Plaid recently released its second annual report on fintech usage, dubbed The Fintech Effect: Fintech’s Mass Adoption Moment. Plaid defines fintech as “…any digital service that a consumer engages with in order to manage their money, including online banking, payments, investing, savings, budgeting, borrowing, and goal-setting.” So, the study is really about customer adoption of digital tools and platforms, and less about which platform they use to do that. The report contains interesting data on how the pandemic spurred growth of fintech platforms (up 30% from 2020 to 2021) and points to opportunities and challenges for financial services companies in the US.
As the title says, fintech has reached mass adoption. The study shows a 52% year over year increase—with 88% of US consumers using fintech platforms. That puts fintech in the same realm as video streaming subscriptions (78%) and is getting close to overall internet usage (93%). And since the usage is widespread through all demographics, there will be an ongoing opportunity for banks and other financial institutions to take advantage of this growth.
Plaid points to three key findings:
Fintech’s value drives a permanent shift to digital. While the pandemic created a lot of initial experimentation, between 80-90% of fintech users plan to keep using fintech platforms beyond the pandemic. The majority report that fintech saves them time (93%), money (78%), and reduces financial fear and stress (71%).
Fintech makes finance more social. 71% of US consumers surveyed say that fintech makes finance part of the daily conversation. 57% said that they have used a new financial tool or app because friends or family suggested it.
Fintech integrates finance into people’s everyday lives. 48% of Americans use fintech every day, and 77% report that fintech seamlessly integrates into their daily lives.
So, what does all of this mean for financial marketers, especially those in more well-established traditional banks?
Your digital experiences —not your bank branches or your call center —are how your customer engages with your brand. Those experiences are no longer mere adjuncts and certainly can’t be afterthoughts. The need for elegant, easy to use, and helpful digital experiences cannot be overstated.

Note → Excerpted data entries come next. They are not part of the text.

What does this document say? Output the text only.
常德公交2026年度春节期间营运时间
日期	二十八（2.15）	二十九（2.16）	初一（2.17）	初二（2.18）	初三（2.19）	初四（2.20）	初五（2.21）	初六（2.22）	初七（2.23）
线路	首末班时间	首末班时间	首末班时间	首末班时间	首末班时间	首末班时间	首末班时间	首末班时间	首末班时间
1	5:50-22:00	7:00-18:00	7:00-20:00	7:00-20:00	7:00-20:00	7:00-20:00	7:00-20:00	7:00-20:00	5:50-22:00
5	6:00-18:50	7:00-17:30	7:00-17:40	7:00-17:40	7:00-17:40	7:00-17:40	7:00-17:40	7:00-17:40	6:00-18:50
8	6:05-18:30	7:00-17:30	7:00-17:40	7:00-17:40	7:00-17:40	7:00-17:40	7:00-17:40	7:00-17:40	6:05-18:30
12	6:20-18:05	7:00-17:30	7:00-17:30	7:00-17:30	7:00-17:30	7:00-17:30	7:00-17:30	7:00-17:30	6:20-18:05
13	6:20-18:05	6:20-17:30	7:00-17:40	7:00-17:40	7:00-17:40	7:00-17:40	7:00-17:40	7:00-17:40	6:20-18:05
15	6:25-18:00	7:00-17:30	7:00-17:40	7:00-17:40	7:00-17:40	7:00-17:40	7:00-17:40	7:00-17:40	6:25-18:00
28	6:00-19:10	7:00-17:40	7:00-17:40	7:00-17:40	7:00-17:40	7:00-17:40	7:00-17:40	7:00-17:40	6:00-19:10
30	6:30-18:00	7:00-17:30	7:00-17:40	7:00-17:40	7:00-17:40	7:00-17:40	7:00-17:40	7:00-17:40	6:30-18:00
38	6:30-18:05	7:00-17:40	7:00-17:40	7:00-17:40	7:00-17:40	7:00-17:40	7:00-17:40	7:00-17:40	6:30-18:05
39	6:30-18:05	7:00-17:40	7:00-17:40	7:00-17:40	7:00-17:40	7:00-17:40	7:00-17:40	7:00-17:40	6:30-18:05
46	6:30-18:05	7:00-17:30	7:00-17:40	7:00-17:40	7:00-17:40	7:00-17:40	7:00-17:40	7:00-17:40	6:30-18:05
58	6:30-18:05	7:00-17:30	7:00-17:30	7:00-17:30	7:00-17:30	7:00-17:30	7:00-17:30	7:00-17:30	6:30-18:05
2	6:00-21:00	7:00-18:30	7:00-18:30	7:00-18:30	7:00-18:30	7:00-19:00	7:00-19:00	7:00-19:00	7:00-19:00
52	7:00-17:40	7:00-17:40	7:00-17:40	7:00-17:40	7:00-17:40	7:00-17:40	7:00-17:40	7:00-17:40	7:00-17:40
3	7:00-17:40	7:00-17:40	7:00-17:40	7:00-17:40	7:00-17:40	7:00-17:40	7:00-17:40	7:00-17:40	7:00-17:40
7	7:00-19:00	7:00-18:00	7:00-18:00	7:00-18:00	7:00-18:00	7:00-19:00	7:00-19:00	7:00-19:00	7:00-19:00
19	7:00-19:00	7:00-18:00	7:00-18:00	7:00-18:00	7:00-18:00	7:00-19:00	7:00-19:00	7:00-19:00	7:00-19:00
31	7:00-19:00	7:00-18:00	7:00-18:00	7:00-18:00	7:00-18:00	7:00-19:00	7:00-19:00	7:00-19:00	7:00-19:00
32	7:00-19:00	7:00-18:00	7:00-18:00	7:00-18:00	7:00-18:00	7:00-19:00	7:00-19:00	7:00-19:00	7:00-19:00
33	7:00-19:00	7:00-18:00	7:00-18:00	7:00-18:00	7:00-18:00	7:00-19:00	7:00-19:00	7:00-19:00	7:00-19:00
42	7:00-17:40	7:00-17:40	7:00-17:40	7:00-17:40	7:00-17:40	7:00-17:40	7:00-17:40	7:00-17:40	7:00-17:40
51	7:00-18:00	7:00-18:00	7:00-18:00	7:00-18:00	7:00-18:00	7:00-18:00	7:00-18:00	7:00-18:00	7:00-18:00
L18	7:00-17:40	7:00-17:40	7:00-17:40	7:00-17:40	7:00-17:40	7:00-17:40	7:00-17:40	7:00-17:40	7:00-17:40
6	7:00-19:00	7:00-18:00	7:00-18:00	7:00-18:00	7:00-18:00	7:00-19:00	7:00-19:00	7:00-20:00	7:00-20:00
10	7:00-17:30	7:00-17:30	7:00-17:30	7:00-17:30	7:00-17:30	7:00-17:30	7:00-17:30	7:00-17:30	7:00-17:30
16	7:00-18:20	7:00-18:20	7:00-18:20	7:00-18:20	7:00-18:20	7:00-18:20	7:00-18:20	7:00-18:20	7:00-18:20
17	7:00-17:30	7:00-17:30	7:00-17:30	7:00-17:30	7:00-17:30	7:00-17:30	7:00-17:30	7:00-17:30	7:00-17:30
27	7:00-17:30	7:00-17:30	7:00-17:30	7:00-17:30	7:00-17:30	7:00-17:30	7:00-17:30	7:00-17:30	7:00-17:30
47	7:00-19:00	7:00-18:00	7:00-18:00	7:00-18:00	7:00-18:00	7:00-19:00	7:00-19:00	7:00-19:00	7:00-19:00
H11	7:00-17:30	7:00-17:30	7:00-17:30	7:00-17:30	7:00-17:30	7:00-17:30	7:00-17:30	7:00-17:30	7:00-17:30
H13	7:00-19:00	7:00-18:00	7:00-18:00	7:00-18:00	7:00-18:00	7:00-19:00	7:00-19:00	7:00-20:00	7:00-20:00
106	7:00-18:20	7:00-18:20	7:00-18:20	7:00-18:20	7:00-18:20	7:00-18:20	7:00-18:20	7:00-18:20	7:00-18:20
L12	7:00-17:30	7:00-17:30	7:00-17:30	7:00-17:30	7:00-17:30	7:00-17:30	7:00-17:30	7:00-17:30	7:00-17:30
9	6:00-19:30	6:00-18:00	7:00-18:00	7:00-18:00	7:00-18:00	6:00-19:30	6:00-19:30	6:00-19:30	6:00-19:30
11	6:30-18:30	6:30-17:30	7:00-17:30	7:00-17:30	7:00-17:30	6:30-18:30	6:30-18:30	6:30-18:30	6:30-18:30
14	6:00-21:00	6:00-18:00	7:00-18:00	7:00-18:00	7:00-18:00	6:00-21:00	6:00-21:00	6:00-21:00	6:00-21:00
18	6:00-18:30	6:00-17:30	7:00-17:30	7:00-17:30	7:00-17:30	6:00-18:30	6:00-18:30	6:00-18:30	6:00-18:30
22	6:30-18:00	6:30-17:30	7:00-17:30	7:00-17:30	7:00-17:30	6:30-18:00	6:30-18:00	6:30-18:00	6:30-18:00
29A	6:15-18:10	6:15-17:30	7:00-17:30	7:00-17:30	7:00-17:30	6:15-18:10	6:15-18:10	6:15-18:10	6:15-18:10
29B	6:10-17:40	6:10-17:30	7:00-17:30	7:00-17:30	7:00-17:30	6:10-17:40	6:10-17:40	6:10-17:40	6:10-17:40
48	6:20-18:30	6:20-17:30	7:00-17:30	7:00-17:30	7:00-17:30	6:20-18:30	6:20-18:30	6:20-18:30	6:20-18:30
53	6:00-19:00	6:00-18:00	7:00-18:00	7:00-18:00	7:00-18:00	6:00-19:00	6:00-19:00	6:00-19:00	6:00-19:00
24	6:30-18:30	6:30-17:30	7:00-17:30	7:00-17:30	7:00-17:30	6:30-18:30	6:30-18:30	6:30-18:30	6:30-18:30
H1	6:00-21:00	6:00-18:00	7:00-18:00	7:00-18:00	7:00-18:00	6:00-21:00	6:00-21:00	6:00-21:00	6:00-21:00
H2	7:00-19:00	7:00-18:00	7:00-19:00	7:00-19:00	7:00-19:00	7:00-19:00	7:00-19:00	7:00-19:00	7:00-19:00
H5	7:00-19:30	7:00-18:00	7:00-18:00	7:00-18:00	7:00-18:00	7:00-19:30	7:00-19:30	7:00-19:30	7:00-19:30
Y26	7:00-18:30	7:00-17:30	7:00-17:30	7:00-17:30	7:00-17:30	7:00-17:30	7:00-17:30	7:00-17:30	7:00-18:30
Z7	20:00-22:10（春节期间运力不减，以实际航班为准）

Your customers will readily share their experience…whether you want them to or not. The good, the bad, and the very ugly are all going to be promoted by them. If you are helping them, their friends and families will soon know. If your digital footprint is awkward or even worse, unhelpful, their friends will soon be pointing them towards one that isn’t.
Every day use is a great opportunity for continuous improvement. Paying close attention to how your customers are using digital, where they experience friction, and where they go elsewhere to solve problems, are great insights to be sewn into your strategic plan.
Innovation can’t be a phase. There will always be startups with better ideas nipping at your heels. To survive and thrive, established institutions need to have digital innovation structurally embedded in their organization to facilitate ongoing and continuous improvement.
And one more tidbit to whet your appetite for improving your digital experiences: the pandemic caused 74% of people to be more focused on their finances. That trend will likely continue and that means they’re going to be spending a lot more time either loving — or not — your digital experiences. And your brand.